- Conservacionistas Ellyn Baker, 25, e Kevin McGinn, 38, recolhem sementes nativas para criar uma biblioteca genética que possa restaurar o ecossistema do País de Gales após desastres.
- O trabalho acontece na National Botanic Garden of Wales, em Carmarthenshire, com sementes armazenadas em freezers de laboratório.
- Um sexto das plantas de Gales está ameaçado, e perder espécies endêmicas pode impactar ecossistemas, polinizadores, safras e economia local.
- Desde 2018, o banco de sementes de Gales já coletou mais de cinco milhões de sementes; metade fica no Millennium Seed Bank, no Sussex, com mais de dois bilhões de sementes armazenadas globalmente.
- Em 2024, foram coletadas quase 500 mil sementes de dezoito espécies prioritárias, incluindo parentes de alface, cenoura, morango e quinoa, com planos de atingir cem coletas em dois próximos anos.
Ellyn Baker, 25, e Kevin McGinn, 38, atuam na coleta e preservação de sementes nativas do País de Gales.
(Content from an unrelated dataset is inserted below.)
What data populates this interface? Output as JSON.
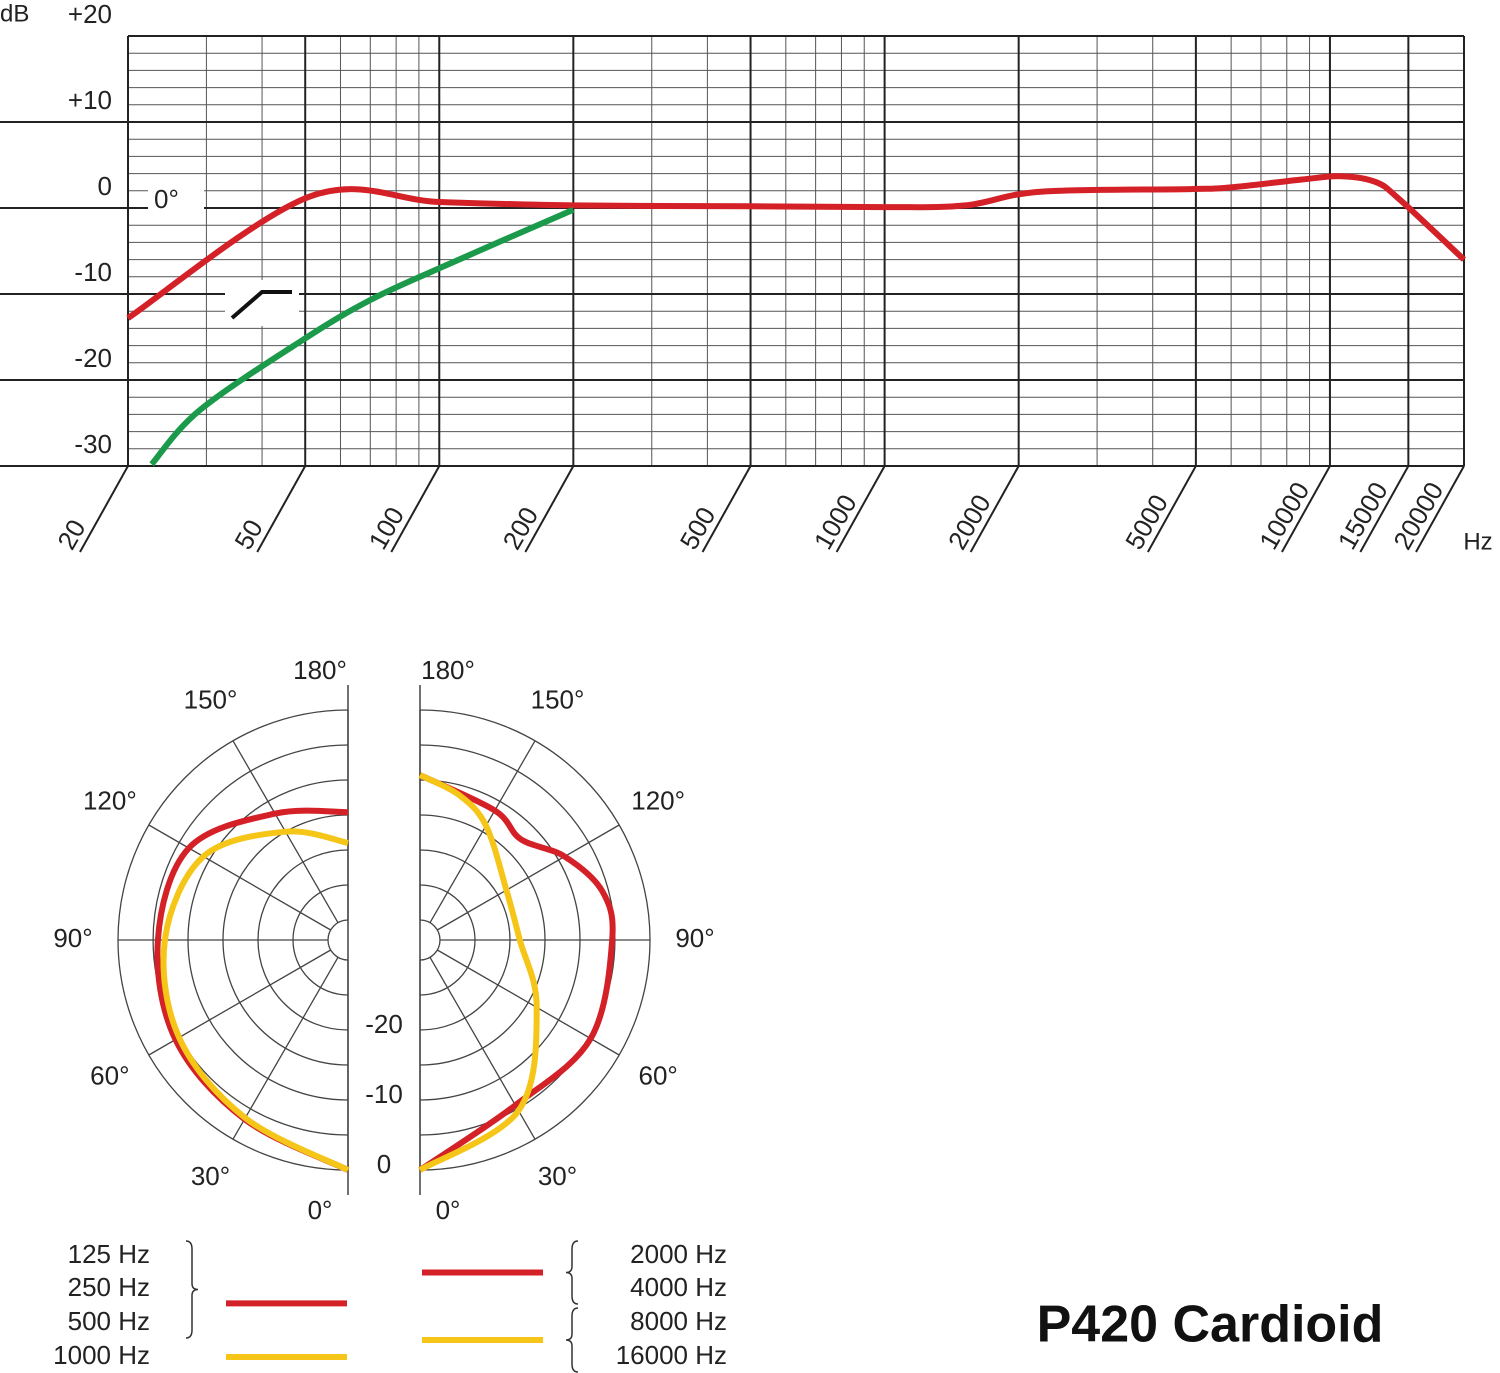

Eles alimentam uma biblioteca genética viva para restaurar ecossistemas após desastres.
O trabalho ocorre no Jardim Botânico Nacional de Wales, em Carmarthenshire, com freezers que guardam pacotes de sementes identificados. A meta é manter diversidade para recuperação ambiental.
As sementes não são apenas para cenários catastróficos. Já ajudaram a reabilitar espécies localmente ameaçadas e a manter espécies únicas da região, estimadas em cerca de 60 no país.
O papel da resiliência vegetal
Kevin afirma que uma perda global de plantas afetaria a resiliência dos ecossistemas a mudanças climáticas, doenças e eventos extremos. A diversidade facilita a recuperação ambiental.
Ellyn destaca que as janelas de semeação são curtas, às vezes de apenas alguns dias. Perder esse período pode atrasar restauros por anos.
A iniciativa integra a maior rede de sementes do mundo. Meio milhão de sementes vão para um cofre subterrâneo, no Millennium Seed Bank, no Reino Unido, para proteção adicional.
Contribuições e metas recentes
Desde 2018, o banco de sementes do País de Gales já coletou mais de 5 milhões de sementes. Metade fica em cofres de Lancaster para proteção contra enchentes, bombardeios e radiação.
Outra metade é armazenada nos laboratórios do Jardim Botânico Nacional de Wales. Antes, usavam freezers domésticos, hoje contam com equipamentos de nível laboratorial.
Em 2024, a equipe cadastrou quase 500 mil sementes de 19 espécies de parentes de culturas como alface, nabo, morango e quinoa. Pesquisas apontam potencial de uso farmacológico em alguns casos.
Kevin explica que, nos próximos dois anos, a meta é completar 100 coletas em locais de interesse científico. O objetivo é ter backups de plantas que possam desaparecer.
Conclusão
Se ocorrer um desastre que elimine populações vocais de plantas, esse acervo pode sustentar a recuperação ecológica do País de Gales. A avaliação é de que as sementes representam a única linha de defesa.